This is a continuation of a series exploring some ideas about what a living economy based on the rules of nature might look like. David Korten points to three rules or principles from nature that would shape such an economy: 1) Cooperative Self-Organization, 2) Self-Reliant Local Adaptation and 3) Managed Boundaries. This post will consider the third.
The third rule is “Managed Boundaries”which recognizes the exchanges at work in the interdependence of a healthy ecosystem.
Because of the way life manages energy, each living entity must maintain an active flow of energy within itself and in continuous exchange with its neighbors. Life requires permeable managed membranes at every level of organization—the cell, the organ, the multi-celled organism, and the multi-species ecosystem—to manage these flows and as a defense against parasitic predators. If the membrane of the cell or organism is breached, the continuously flowing embodied energy that sustains its living internal structures dissipates into the surrounding environment, and it dies. It also dies, however, if the membrane becomes impermeable, thus isolating the entity and cutting off its needed energy exchange with its neighbors. Managed boundaries are not only essential to life’s good health; they are essential to its very existence.
This is exactly what the current economic system cannot account for, energy flows. We can’t see what resources are flowing out of our bioregion and into others and likewise we don’t see the flows from other bioregions into our own in the form of food, products, labor, etc. The current system masks these flows with layers of trade, corporate entities, regulation, nation-states and various governing authorities. You can look at most products and find a “Made in…” label, but how much does that really tell you?
Reorganizing our human economies to function as locally self-reliant subsystems of our local ecosystems will require segmenting the borderless global economy into a planetary system of interlinked self-reliant regional economies. This does not mean shutting out the world. Vital living economies exchange their surplus goods for the surplus goods of their neighbors and freely share ideas, technology, and culture in a spirit of mutual respect for the needs and values of all players.
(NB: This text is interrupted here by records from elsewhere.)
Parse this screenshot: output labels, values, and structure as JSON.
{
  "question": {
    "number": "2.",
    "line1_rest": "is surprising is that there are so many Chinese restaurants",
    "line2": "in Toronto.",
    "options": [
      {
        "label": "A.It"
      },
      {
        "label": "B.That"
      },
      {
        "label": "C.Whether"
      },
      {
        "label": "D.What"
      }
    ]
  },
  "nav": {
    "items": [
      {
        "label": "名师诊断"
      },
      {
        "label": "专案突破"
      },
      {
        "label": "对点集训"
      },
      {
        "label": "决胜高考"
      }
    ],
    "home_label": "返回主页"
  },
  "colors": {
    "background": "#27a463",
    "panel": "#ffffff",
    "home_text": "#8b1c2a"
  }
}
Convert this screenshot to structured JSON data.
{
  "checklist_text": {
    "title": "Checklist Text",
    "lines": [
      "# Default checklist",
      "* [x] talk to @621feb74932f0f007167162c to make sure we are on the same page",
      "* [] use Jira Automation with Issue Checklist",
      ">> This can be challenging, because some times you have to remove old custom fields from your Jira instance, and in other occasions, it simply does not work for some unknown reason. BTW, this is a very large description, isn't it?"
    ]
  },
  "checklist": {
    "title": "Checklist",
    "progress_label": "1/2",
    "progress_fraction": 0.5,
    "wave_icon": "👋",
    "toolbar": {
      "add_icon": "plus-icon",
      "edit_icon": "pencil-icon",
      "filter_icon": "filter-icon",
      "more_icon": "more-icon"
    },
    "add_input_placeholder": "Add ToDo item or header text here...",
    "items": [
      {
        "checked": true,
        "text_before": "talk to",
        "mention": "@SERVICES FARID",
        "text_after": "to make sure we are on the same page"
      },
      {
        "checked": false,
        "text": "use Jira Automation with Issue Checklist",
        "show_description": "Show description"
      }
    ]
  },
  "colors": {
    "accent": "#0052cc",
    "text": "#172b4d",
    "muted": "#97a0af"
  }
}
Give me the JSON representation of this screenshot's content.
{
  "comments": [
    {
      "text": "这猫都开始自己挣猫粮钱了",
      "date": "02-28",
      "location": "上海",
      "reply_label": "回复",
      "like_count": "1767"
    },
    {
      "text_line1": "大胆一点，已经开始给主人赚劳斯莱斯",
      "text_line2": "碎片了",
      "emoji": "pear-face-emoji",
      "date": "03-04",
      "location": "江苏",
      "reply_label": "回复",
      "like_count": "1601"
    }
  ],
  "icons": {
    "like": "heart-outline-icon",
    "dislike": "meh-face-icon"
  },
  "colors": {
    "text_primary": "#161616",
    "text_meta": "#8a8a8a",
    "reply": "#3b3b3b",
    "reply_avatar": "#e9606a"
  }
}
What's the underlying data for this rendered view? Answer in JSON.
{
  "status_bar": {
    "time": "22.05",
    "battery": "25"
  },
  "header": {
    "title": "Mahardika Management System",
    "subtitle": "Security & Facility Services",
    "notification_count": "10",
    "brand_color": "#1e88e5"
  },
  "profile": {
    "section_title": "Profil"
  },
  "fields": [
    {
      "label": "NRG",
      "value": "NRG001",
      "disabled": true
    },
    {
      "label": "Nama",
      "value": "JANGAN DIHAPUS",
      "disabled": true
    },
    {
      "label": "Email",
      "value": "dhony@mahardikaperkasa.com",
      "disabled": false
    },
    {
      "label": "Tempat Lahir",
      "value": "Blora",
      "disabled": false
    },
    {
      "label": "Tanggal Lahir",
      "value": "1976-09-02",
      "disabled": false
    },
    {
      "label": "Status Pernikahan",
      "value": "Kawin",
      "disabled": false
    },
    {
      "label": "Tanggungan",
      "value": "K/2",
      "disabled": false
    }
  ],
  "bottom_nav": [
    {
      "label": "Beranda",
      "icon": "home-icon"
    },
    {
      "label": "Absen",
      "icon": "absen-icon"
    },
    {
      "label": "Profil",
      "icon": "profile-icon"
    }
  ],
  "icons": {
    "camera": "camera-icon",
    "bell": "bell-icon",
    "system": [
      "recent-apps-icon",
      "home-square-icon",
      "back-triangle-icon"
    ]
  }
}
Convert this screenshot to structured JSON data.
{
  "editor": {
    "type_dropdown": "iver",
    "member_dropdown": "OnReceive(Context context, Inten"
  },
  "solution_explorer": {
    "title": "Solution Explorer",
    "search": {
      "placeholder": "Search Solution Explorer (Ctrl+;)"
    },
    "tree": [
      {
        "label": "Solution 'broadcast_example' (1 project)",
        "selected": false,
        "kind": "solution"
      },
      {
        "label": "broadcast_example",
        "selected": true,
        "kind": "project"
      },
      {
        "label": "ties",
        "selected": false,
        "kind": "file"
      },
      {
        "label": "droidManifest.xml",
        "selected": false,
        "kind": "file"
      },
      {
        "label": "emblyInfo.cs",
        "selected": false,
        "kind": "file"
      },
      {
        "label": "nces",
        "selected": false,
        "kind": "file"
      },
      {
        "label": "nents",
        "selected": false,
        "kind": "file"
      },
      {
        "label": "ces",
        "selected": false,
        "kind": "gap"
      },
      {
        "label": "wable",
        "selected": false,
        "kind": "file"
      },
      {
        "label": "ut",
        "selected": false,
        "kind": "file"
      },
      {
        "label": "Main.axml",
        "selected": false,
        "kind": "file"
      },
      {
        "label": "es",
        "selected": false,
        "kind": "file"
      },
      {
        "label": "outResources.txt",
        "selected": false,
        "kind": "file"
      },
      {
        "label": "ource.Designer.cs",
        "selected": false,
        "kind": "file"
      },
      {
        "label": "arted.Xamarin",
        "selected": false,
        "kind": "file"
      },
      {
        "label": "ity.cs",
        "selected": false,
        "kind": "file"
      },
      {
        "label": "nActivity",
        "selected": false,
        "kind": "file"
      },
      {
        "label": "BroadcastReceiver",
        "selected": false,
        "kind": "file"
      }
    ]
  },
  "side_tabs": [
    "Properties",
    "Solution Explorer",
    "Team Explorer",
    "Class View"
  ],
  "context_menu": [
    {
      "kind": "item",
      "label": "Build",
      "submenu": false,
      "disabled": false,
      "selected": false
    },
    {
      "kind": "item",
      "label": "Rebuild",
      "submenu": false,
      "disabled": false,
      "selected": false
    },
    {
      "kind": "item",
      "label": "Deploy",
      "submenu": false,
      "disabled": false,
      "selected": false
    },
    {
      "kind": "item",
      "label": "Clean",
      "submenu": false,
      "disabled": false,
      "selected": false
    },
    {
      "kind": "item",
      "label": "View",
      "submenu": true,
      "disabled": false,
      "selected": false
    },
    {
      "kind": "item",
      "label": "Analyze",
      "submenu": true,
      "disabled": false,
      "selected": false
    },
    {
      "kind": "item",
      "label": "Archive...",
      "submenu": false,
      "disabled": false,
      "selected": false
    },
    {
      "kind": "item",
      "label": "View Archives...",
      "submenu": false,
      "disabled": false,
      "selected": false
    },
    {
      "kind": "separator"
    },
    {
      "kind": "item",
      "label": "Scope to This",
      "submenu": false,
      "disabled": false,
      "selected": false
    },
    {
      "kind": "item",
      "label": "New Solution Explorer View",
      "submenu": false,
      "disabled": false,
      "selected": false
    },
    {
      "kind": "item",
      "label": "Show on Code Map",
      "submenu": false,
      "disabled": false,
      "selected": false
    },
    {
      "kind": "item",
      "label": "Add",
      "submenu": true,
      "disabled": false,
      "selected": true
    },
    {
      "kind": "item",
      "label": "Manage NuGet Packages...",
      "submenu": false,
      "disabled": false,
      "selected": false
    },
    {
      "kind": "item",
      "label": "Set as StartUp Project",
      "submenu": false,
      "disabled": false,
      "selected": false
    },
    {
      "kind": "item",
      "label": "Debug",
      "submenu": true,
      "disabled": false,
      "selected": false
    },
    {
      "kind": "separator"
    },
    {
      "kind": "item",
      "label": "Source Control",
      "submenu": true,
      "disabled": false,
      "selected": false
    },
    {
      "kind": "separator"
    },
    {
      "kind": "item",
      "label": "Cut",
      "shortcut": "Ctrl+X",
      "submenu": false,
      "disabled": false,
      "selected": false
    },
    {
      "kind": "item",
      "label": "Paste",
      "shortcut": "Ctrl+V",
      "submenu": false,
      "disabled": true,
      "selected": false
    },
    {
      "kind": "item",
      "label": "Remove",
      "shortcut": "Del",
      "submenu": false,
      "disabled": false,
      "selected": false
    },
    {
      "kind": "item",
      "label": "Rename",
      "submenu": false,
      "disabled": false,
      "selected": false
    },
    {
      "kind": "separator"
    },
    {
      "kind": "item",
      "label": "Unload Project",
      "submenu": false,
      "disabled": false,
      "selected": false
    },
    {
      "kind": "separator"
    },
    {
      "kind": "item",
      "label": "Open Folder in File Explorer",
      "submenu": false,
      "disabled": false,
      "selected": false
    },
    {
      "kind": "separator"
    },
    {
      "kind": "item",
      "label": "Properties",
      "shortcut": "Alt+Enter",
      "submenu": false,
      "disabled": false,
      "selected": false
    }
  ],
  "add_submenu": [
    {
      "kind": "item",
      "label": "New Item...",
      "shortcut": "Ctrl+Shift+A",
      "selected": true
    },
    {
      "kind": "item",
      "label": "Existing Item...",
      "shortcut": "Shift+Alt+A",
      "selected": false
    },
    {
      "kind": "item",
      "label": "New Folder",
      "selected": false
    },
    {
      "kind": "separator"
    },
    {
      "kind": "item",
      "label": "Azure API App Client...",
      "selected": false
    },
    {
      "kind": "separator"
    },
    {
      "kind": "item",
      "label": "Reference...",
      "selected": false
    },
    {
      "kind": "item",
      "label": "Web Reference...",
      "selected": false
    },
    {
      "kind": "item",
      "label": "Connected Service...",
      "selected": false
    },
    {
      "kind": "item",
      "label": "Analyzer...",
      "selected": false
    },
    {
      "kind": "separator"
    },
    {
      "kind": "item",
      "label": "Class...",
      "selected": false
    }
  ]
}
When I mentioned in the last post that this might sound like a scary form of tribalism to some, this point is what I had in mind. It’s as if our imaginations are held captive to two possibilities, which ultimately keeps us captive to one possibility for organizing the world, either some form of strong central control (which includes both capitalism, marxism, socialism, communism, etc.) or isolationist groups fighting with each other in a neo-tribalism or balkanization of the world. It seems to me that the problems we face are usually created in some part by our lack of ability to get outside of the status quo and paradigm that shapes our picture of the world and how it works. This exercise in imagining a living economy is an attempt to imagine an alternative beyond the two possibilities mentioned above, strong central control or tribalism.
Korten helpfully points out that the living economy he imagines is not local and regional tribes that isolate themselves from each other (Has this ever really been the case entirely?). He isn’t ranting about dismantling the global economy. Instead he seems to envision a global economy that more closely mirrors the global ecology. There are global exchanges that take place but not the kind of top-down centrally managed enterprise that currently exists with asymmetrical power relationships between nations, peoples and sectors within economies of nations and regions.
Ecological health does not depend on global institutions to regulate it. There is no IMF that lends some energy, trees, animals or pollinators to an ecosystem to maintain its health. If a species goes extinct (whether naturally or because of human intervention), there is no way to take out a loan with structural adjustments from a hypothetical institution of ecological resources that will somehow correct the health of the ecosystem. A greater degree of autonomy for local and regional economies would be necessary to mimic the health of ecosystems.
It also means that local and regional economies would have to be primarily based on their bioregions and then negotiate the management of the boundaries of that bioregion in terms of exchange with other localities. This seems to imply that the global system which makes it normal to have high-need and short season crops, like asparagus, and crops with a very small growing region, like quinoa, out of season in regions far from the point of production may no longer be feasible. Producing non-agriculture products in overseas factories may likewise also be less desirable with a shift in focus toward regional sufficiency and dependency on the local bioregion.
Each of the elements of Korten’s suggestions for a living economy shift the primary economic focus from a system abstracted from the natural resources on which it depends to one that begins with the soil that sustains us and only gradually, and in a limited way, expands from there. The question that looms over the act of imagining such a system is how in the world we could ever get there from here. I hope to explore some thoughts about that question in the final post in this series.